5A. [Repositories] Working with Raw Files in Code Repositories8. Preprocess Your Data Part 2

8 - Preprocess Your Data, Part 2

This content is also available at learn.palantir.com ↗ and is presented here for accessibility purposes.

📖 Task Introduction

Repeat the steps from the previous tutorial for your passengers_preprocessed.py transform.

🔨 Task Instructions

  1. Create a new Python files in your /preprocessed folder called passengers_preprocessed.py.

  2. Open your passengers_preprocessed.py file and replace the default code with the code below.

    from transforms.api import transform, Input, Output
    from transforms.verbs.dataframes import sanitize_schema_for_parquet
    
    
    @transform(
        parsed_output=Output("/${space}/Temporary Training Artifacts/${yourName}/Data Engineering Tutorials/Datasource Project: Passengers/datasets/preprocessed/passengers_preprocessed"),
        raw_file_input=Input("${passengers_json_raw_RID}"),
    )
    def read_json(ctx, parsed_output, raw_file_input):
    
        # Create a variable for the filesystem of the input datasets
        filesystem = raw_file_input.filesystem()
    
        # Create a variable for the hadoop path of the files in the input dataset
        hadoop_path = filesystem.hadoop_path
    
        # Create an array of the absolute path of each file in the input dataset
        paths = [f"{hadoop_path}/{f.path}" for f in filesystem.ls()]
    
        # Create a Spark dataframe from all of the JSON files in the input dataset
        df = ctx.spark_session.read.json(paths)
    
        """
        Write the dataframe to the output dataset, using the sanitize_schema_for_parquet function
        to make sure that the column names don't contain any special characters that would break the
        output parquet file
        """
        parsed_output.write_dataframe(sanitize_schema_for_parquet(df))
    
  3. Replace the following:

    • Replace the ${space} on line 6 with your space.
    • Replace the ${yourName} on line 6 with your Tutorial Practice Artifacts folder name.
    • Replace ${passengers_json_raw_RID} on line 7 with the RID of the passengers_json_raw dataset, which is the output defined in passengers_raw.py.
  4. Using the Preview button in the top right, test your code to ensure the output appears as a dataset rather than a raw file.
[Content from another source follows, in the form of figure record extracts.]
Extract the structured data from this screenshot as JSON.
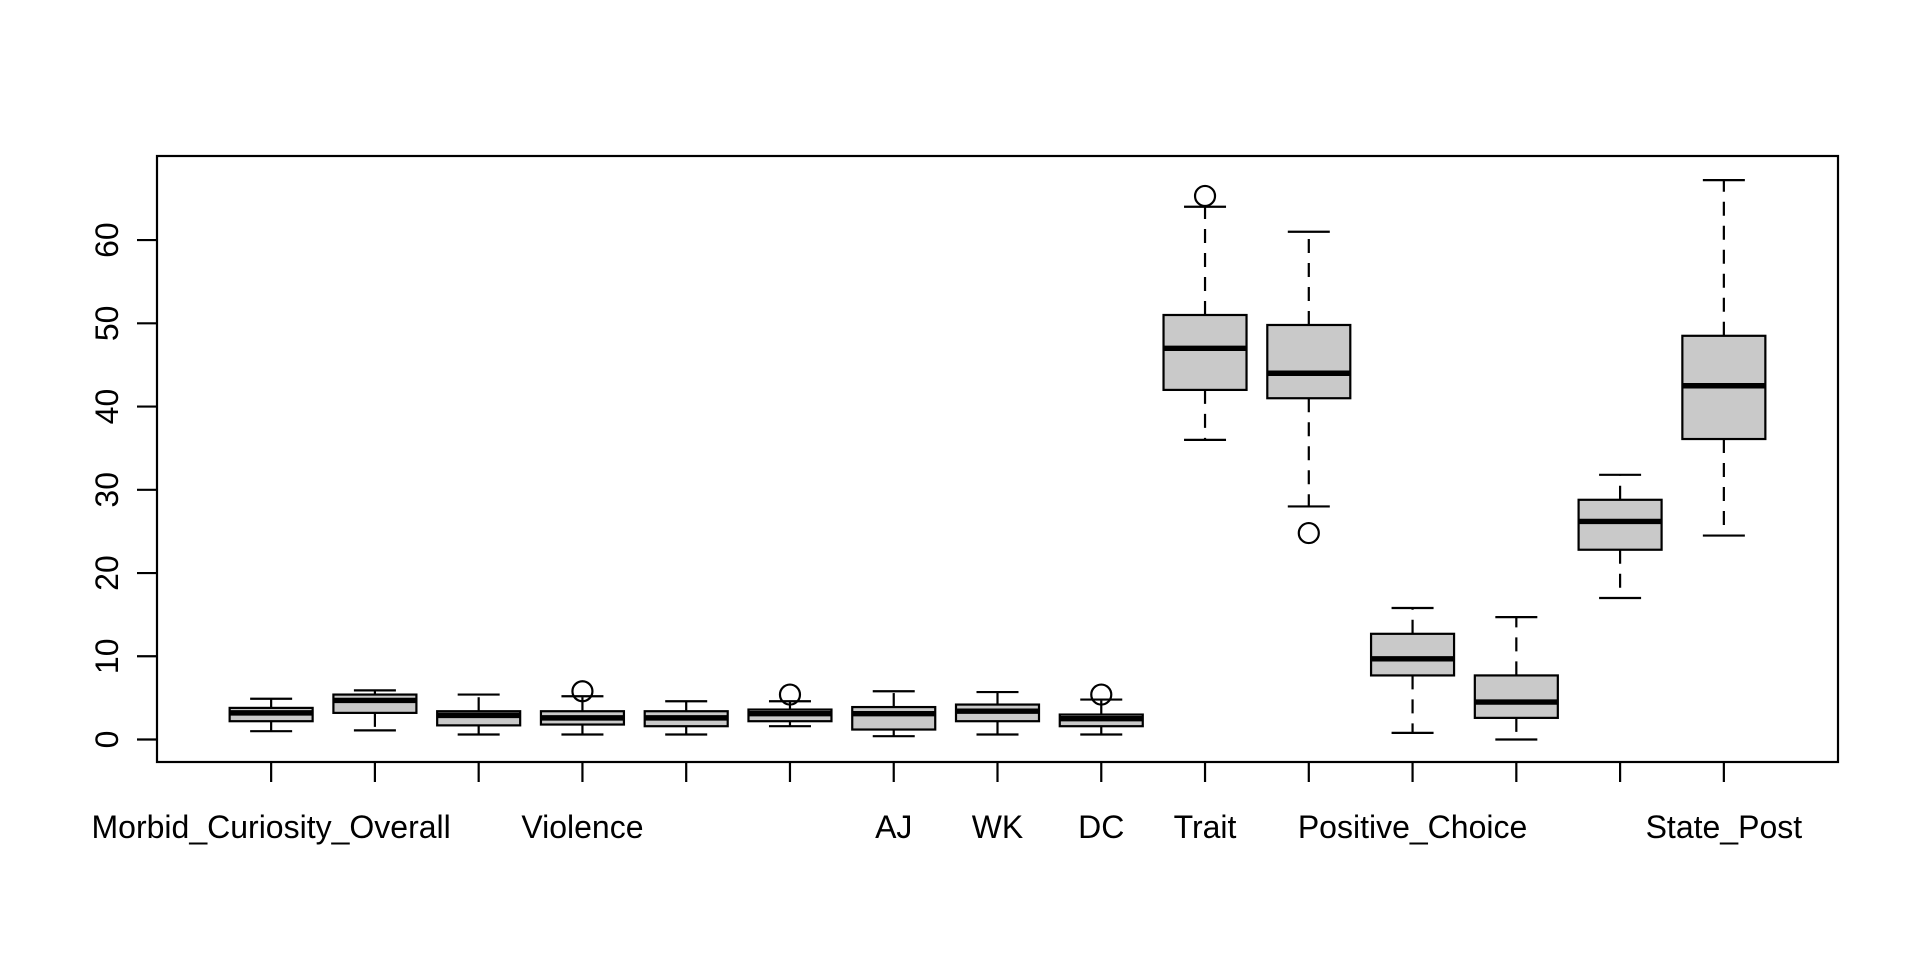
{
  "figure": {
    "background": "#ffffff",
    "description": "R-style base-graphics boxplot, 15 groups, no title, no axis titles"
  },
  "chart_data": {
    "type": "boxplot",
    "title": "",
    "xlabel": "",
    "ylabel": "",
    "grid": false,
    "legend": null,
    "ylim": [
      -2.7,
      70.1
    ],
    "y_ticks": [
      "0",
      "10",
      "20",
      "30",
      "40",
      "50",
      "60"
    ],
    "y_tick_values": [
      0,
      10,
      20,
      30,
      40,
      50,
      60
    ],
    "box_fill": "#c9c9c9",
    "line_color": "#000000",
    "whisker_style": "dashed",
    "groups": [
      {
        "label": "Morbid_Curiosity_Overall",
        "low": 1.0,
        "q1": 2.2,
        "median": 3.2,
        "q3": 3.8,
        "high": 4.9,
        "outliers": []
      },
      {
        "label": "",
        "low": 1.1,
        "q1": 3.2,
        "median": 4.7,
        "q3": 5.4,
        "high": 5.9,
        "outliers": []
      },
      {
        "label": "",
        "low": 0.6,
        "q1": 1.7,
        "median": 2.9,
        "q3": 3.4,
        "high": 5.4,
        "outliers": []
      },
      {
        "label": "Violence",
        "low": 0.6,
        "q1": 1.8,
        "median": 2.6,
        "q3": 3.4,
        "high": 5.2,
        "outliers": [
          5.8
        ]
      },
      {
        "label": "",
        "low": 0.6,
        "q1": 1.6,
        "median": 2.6,
        "q3": 3.4,
        "high": 4.6,
        "outliers": []
      },
      {
        "label": "",
        "low": 1.6,
        "q1": 2.2,
        "median": 3.1,
        "q3": 3.6,
        "high": 4.6,
        "outliers": [
          5.4
        ]
      },
      {
        "label": "AJ",
        "low": 0.4,
        "q1": 1.2,
        "median": 3.1,
        "q3": 3.9,
        "high": 5.8,
        "outliers": []
      },
      {
        "label": "WK",
        "low": 0.6,
        "q1": 2.2,
        "median": 3.4,
        "q3": 4.2,
        "high": 5.7,
        "outliers": []
      },
      {
        "label": "DC",
        "low": 0.6,
        "q1": 1.6,
        "median": 2.5,
        "q3": 3.0,
        "high": 4.8,
        "outliers": [
          5.4
        ]
      },
      {
        "label": "Trait",
        "low": 36.0,
        "q1": 42.0,
        "median": 47.0,
        "q3": 51.0,
        "high": 64.0,
        "outliers": [
          65.3
        ]
      },
      {
        "label": "",
        "low": 28.0,
        "q1": 41.0,
        "median": 44.0,
        "q3": 49.8,
        "high": 61.0,
        "outliers": [
          24.8
        ]
      },
      {
        "label": "Positive_Choice",
        "low": 0.8,
        "q1": 7.7,
        "median": 9.7,
        "q3": 12.7,
        "high": 15.8,
        "outliers": []
      },
      {
        "label": "",
        "low": 0.0,
        "q1": 2.6,
        "median": 4.5,
        "q3": 7.7,
        "high": 14.7,
        "outliers": []
      },
      {
        "label": "",
        "low": 17.0,
        "q1": 22.8,
        "median": 26.2,
        "q3": 28.8,
        "high": 31.8,
        "outliers": []
      },
      {
        "label": "State_Post",
        "low": 24.5,
        "q1": 36.1,
        "median": 42.5,
        "q3": 48.5,
        "high": 67.2,
        "outliers": []
      }
    ]
  }
}
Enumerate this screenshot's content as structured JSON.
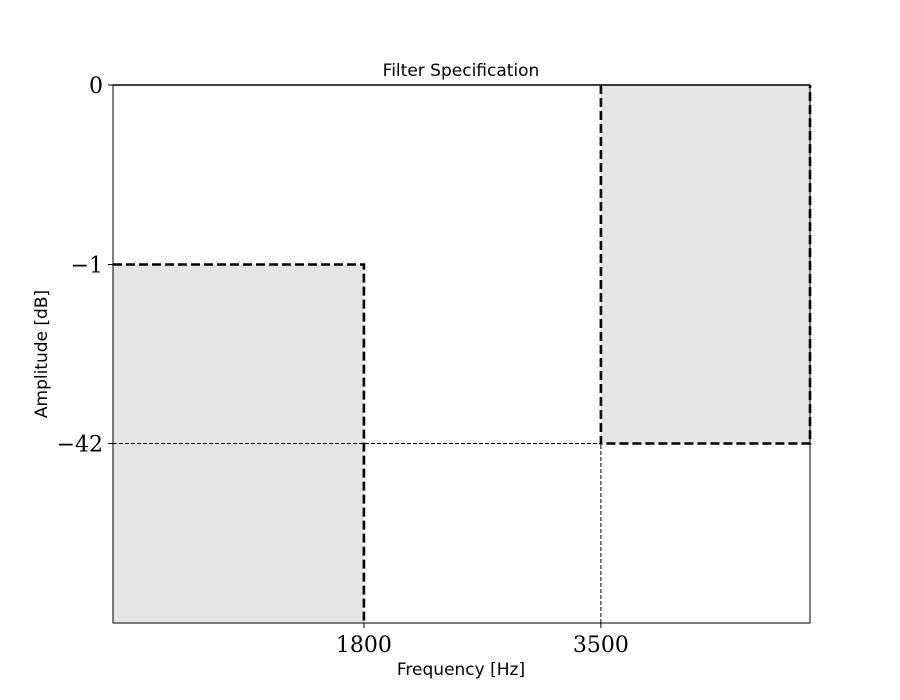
{
  "chart_data": {
    "type": "area",
    "title": "Filter Specification",
    "xlabel": "Frequency [Hz]",
    "ylabel": "Amplitude [dB]",
    "xlim": [
      0,
      5000
    ],
    "ylim": [
      "bottom",
      "0"
    ],
    "y_scale": "categorical",
    "y_levels": [
      "bottom",
      "-42",
      "-1",
      "0"
    ],
    "x_ticks": [
      {
        "value": 1800,
        "label": "1800"
      },
      {
        "value": 3500,
        "label": "3500"
      }
    ],
    "y_ticks": [
      {
        "value": "0",
        "label": "0"
      },
      {
        "value": "-1",
        "label": "−1"
      },
      {
        "value": "-42",
        "label": "−42"
      }
    ],
    "regions": [
      {
        "name": "passband-forbidden",
        "x": [
          0,
          1800
        ],
        "y": [
          "bottom",
          "-1"
        ],
        "fill": "#e5e5e5"
      },
      {
        "name": "stopband-forbidden",
        "x": [
          3500,
          5000
        ],
        "y": [
          "-42",
          "0"
        ],
        "fill": "#e5e5e5"
      }
    ],
    "guide_lines": [
      {
        "orientation": "horizontal",
        "value": "-42",
        "x": [
          0,
          3500
        ]
      },
      {
        "orientation": "vertical",
        "value": 3500,
        "y": [
          "bottom",
          "-42"
        ]
      }
    ],
    "grid": false,
    "legend": "none"
  }
}
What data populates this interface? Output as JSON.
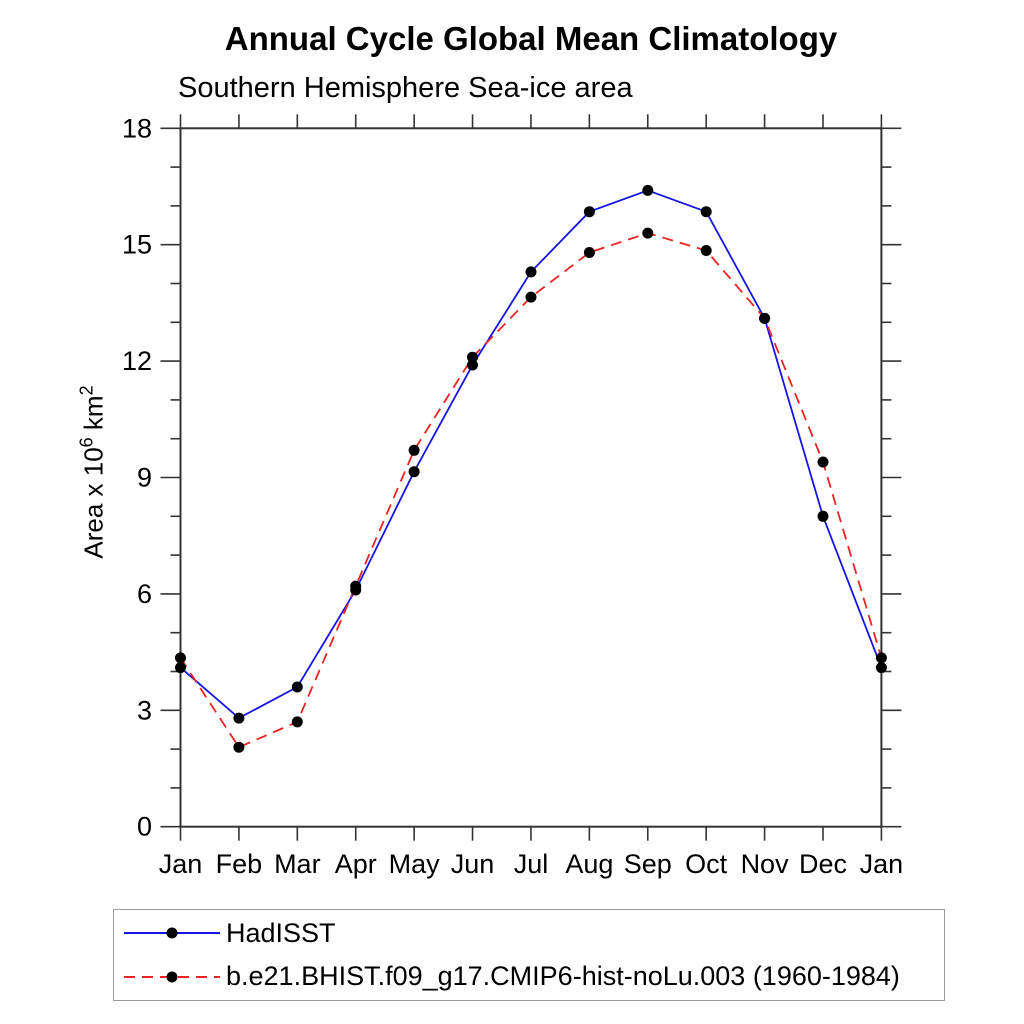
{
  "header": {
    "title": "Annual Cycle Global Mean Climatology",
    "subtitle": "Southern Hemisphere Sea-ice area"
  },
  "chart_data": {
    "type": "line",
    "title": "Annual Cycle Global Mean Climatology",
    "subtitle": "Southern Hemisphere Sea-ice area",
    "xlabel": "",
    "ylabel": "Area x 10⁶ km²",
    "ylabel_parts": {
      "base1": "Area x 10",
      "sup1": "6",
      "base2": " km",
      "sup2": "2"
    },
    "categories": [
      "Jan",
      "Feb",
      "Mar",
      "Apr",
      "May",
      "Jun",
      "Jul",
      "Aug",
      "Sep",
      "Oct",
      "Nov",
      "Dec",
      "Jan"
    ],
    "series": [
      {
        "name": "HadISST",
        "color": "#1515e6",
        "line_style": "solid",
        "marker": "black-dot",
        "values": [
          4.1,
          2.8,
          3.6,
          6.1,
          9.15,
          11.9,
          14.3,
          15.85,
          16.4,
          15.85,
          13.1,
          8.0,
          4.1
        ]
      },
      {
        "name": "b.e21.BHIST.f09_g17.CMIP6-hist-noLu.003 (1960-1984)",
        "color": "#ee2222",
        "line_style": "dashed",
        "marker": "black-dot",
        "values": [
          4.35,
          2.05,
          2.7,
          6.2,
          9.7,
          12.1,
          13.65,
          14.8,
          15.3,
          14.85,
          13.1,
          9.4,
          4.35
        ]
      }
    ],
    "ylim": [
      0,
      18
    ],
    "ytick_major": [
      0,
      3,
      6,
      9,
      12,
      15,
      18
    ],
    "ytick_minor_step": 1,
    "grid": false,
    "legend_position": "bottom-left-box",
    "marker_color": "#000000",
    "axis_color": "#333333",
    "text_color": "#000000"
  }
}
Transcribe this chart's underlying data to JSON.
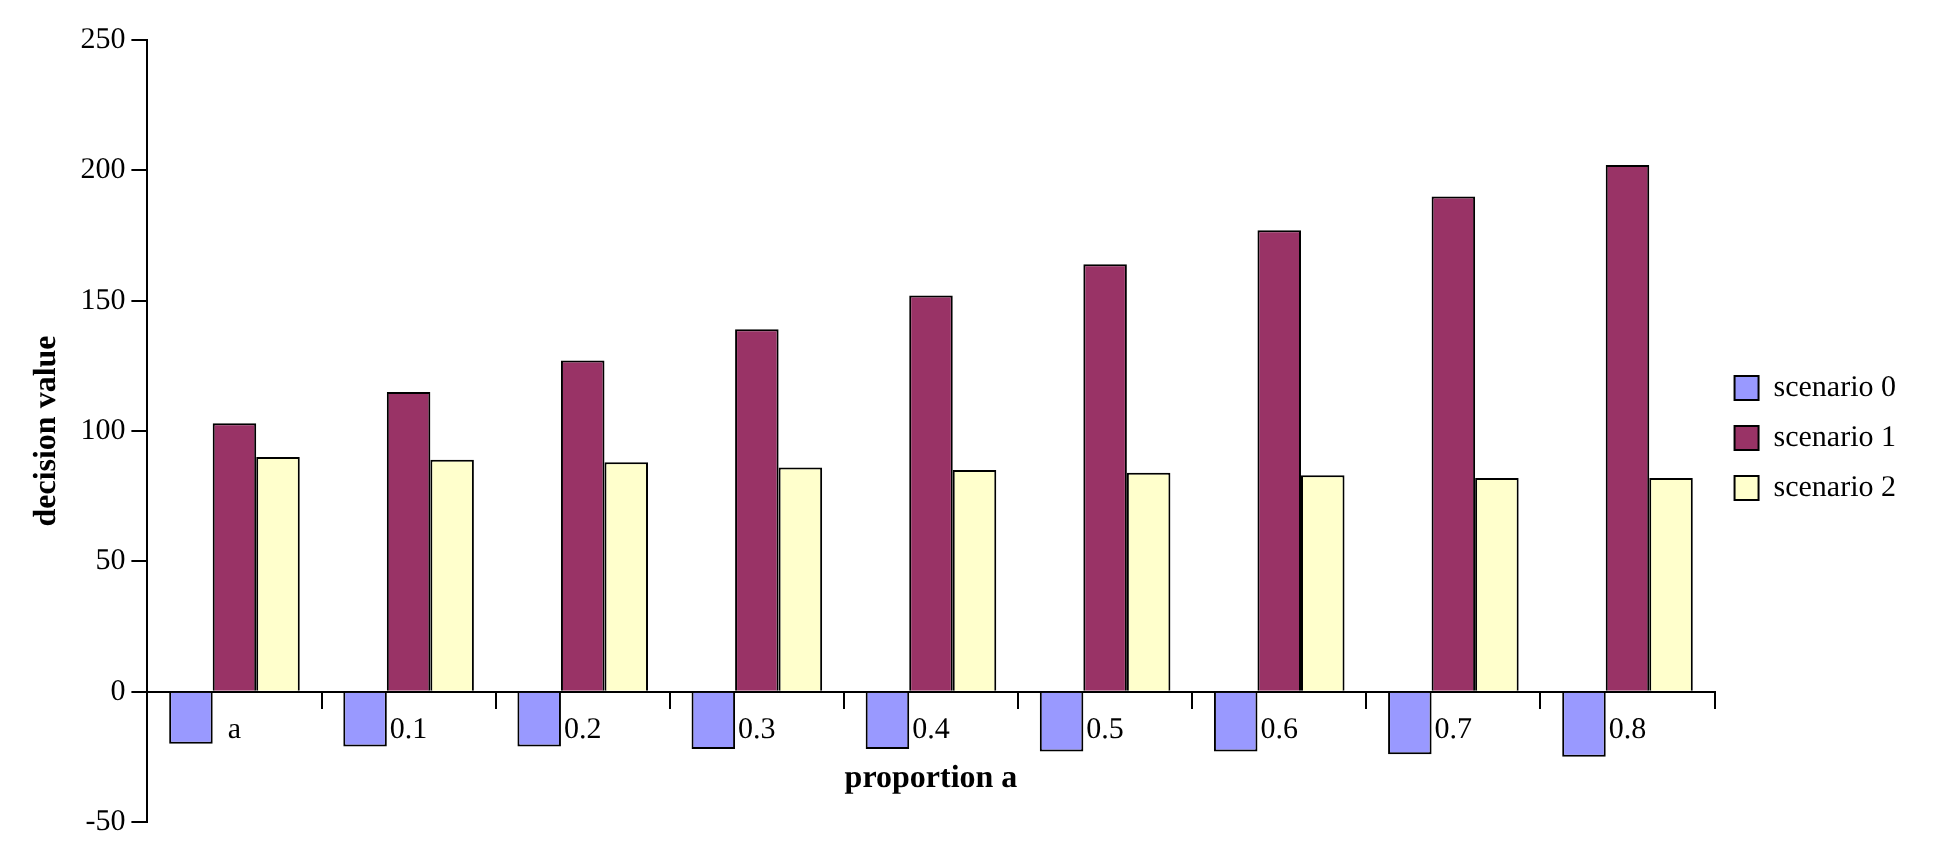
{
  "chart_data": {
    "type": "bar",
    "xlabel": "proportion a",
    "ylabel": "decision value",
    "categories": [
      "a",
      "0.1",
      "0.2",
      "0.3",
      "0.4",
      "0.5",
      "0.6",
      "0.7",
      "0.8"
    ],
    "series": [
      {
        "name": "scenario 0",
        "color": "#9999ff",
        "values": [
          -20,
          -21,
          -21,
          -22,
          -22,
          -23,
          -23,
          -24,
          -25
        ]
      },
      {
        "name": "scenario 1",
        "color": "#993366",
        "values": [
          103,
          115,
          127,
          139,
          152,
          164,
          177,
          190,
          202
        ]
      },
      {
        "name": "scenario 2",
        "color": "#ffffcc",
        "values": [
          90,
          89,
          88,
          86,
          85,
          84,
          83,
          82,
          82
        ]
      }
    ],
    "ylim": [
      -50,
      250
    ],
    "yticks": [
      -50,
      0,
      50,
      100,
      150,
      200,
      250
    ],
    "grid": false,
    "legend": "right"
  }
}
  5. If your testing works as expected, commit your code with a meaningful message, e.g., “feature: add passengers_preprocessed”.

  6. Build your passengers_preprocessed.py code on your feature branch and confirm the output dataset contains a two-column mapping of passengers to flight alerts.

  7. Consider swapping the input/output transform paths with the associated RIDs.

  8. Once the builds have successfully completed, merge our feature branch into Master using the PR processes described in previous tutorials.

  9. Finally, build both preprocessed outputs on the Master branch.